“Yes; oh, yes!—before you begin to think about yourself, or me. Because he is nobody 'of ours,' and no one seems to feel responsible, and we go on talking and laughing just the same!”
“Do they talk of this downstairs?”
“To-night they were talking—oh, with such philosophy! But how came you to know it?”
Paul did not answer this question. “Then”—he drew a long breath,—“then you could bear it, dear?—the comment, even if they called it a slight to you and a piece of quixotic lunacy? Others will not take my case, remember.”
“What others?”
“They will say: 'Why doesn't he send a better man? He is no trailer.' It is true. Money might find him and bring him back, but all the money in the world could not teach him to trust his friends. There is a misunderstanding here which is too bitter to be borne. It is hard to explain,—the intimacy that grows up between men placed as we were. But as soon as help reached us, the old lines were drawn. I belonged with the officers, he with the men. We could starve together, but we could not eat together. He accepted it—put himself on that basis at once. He would not come up here as the guest of the Post. He is done with us because he thinks we are done with him. And he knows that I must know his occupation is gone. He will never guide nor pack a mule again.”
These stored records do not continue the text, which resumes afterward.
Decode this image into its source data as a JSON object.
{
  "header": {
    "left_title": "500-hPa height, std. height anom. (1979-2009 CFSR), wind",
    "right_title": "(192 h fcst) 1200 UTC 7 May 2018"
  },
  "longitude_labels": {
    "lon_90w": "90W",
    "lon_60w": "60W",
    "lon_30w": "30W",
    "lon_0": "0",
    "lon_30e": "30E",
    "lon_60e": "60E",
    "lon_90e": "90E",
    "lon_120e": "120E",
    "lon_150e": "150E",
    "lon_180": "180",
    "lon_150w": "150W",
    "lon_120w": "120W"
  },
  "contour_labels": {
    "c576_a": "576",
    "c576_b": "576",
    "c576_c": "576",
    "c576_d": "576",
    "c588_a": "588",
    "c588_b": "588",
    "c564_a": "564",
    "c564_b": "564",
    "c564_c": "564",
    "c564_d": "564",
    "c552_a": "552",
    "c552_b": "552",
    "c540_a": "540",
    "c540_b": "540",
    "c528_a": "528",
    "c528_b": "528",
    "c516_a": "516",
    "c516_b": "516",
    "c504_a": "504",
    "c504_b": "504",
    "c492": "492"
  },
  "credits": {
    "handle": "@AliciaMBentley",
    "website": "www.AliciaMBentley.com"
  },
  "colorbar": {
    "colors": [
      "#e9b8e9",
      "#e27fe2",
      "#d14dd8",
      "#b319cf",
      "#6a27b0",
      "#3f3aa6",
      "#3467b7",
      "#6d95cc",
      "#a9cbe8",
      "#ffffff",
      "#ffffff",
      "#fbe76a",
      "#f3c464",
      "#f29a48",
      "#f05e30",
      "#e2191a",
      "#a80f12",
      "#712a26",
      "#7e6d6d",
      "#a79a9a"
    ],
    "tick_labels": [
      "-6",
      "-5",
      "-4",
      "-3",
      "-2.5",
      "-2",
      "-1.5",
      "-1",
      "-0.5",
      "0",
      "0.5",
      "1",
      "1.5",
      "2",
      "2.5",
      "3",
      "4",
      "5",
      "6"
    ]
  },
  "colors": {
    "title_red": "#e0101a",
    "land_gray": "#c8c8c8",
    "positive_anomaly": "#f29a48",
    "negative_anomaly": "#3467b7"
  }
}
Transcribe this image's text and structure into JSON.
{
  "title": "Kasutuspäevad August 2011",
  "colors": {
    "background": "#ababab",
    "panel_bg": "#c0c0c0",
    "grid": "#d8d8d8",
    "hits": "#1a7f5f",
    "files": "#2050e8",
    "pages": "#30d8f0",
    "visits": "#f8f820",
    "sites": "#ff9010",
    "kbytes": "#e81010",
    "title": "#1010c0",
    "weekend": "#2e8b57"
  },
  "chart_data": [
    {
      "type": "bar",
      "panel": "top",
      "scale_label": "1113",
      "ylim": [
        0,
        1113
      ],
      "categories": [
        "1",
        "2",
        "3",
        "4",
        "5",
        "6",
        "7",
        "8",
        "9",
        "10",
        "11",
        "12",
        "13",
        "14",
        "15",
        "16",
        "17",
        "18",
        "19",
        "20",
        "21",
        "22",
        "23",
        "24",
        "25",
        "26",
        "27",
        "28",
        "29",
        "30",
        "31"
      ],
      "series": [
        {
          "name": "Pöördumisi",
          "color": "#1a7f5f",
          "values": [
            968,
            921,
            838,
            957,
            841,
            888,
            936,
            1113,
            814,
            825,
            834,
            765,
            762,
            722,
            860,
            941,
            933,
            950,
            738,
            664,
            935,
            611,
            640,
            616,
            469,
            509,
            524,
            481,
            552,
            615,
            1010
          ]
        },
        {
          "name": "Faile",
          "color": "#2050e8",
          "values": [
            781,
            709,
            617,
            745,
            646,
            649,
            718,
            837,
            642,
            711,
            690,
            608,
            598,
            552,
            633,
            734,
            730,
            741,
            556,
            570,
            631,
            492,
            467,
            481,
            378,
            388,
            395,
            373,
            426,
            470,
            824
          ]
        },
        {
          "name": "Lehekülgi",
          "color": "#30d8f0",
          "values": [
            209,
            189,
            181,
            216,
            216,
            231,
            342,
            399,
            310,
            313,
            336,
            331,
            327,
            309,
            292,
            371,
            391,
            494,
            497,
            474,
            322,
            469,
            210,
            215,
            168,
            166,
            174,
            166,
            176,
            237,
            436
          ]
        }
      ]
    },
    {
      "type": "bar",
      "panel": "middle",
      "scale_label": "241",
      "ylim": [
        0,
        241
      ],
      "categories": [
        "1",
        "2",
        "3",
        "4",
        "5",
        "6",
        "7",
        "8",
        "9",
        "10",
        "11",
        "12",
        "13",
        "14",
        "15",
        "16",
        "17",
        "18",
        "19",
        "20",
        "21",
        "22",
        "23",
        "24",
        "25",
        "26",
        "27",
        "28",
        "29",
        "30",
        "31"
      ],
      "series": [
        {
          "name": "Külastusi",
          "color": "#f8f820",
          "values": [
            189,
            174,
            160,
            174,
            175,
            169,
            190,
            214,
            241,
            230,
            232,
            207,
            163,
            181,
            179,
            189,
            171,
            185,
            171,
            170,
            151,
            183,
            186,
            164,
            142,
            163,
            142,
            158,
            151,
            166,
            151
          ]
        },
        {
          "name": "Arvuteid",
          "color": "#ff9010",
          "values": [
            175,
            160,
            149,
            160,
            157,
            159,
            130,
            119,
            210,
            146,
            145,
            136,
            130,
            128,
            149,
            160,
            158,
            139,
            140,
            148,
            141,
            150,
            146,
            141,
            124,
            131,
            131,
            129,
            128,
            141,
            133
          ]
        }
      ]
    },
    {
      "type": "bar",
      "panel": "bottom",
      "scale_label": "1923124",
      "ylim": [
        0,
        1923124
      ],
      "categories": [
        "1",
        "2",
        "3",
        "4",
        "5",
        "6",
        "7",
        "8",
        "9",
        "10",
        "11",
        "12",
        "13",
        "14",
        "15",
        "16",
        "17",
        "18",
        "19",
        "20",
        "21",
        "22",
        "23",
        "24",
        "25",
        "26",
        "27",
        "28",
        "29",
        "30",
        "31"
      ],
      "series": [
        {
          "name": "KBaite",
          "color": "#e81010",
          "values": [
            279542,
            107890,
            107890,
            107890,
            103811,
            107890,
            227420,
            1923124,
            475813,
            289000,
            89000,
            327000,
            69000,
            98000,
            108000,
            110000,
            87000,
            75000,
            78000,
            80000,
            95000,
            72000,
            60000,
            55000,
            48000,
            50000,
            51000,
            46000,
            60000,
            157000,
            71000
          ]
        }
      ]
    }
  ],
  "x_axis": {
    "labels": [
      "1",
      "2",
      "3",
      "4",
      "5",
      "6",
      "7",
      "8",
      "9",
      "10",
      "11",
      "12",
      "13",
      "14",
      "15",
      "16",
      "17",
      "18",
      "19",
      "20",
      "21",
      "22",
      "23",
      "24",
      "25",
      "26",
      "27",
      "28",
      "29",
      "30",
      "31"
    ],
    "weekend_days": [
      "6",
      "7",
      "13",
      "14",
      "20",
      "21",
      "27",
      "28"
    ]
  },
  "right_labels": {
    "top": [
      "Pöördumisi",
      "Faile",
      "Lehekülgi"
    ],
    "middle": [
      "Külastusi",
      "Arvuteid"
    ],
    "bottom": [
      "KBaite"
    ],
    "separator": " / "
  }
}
“Your mother and my father, they will understand. What do the others matter?”
“I must tell you, dear, that I do not propose to tell them—especially them—why I go. For I am going. I must go! There are reasons I cannot explain.” He sighed, and looked wildly at Moya, whose smile was becoming mechanical. “I hate the excuse, but it will have to be said that I go for a change—for my health. My health! Great God! But it's 'orders,' dear.”
“Your orders are my orders. You are never going anywhere again without me,” said Moya slowly. Her smile was gone. She stood up and faced him, pale and beautiful. He rose, too, and stooped above her, taking her hands and gazing into her full blue eyes arched like the eyes of angels.
“I thought she was a girl! But she is a woman,” he said in a voice of caressing wonder. “A woman, and not afraid!”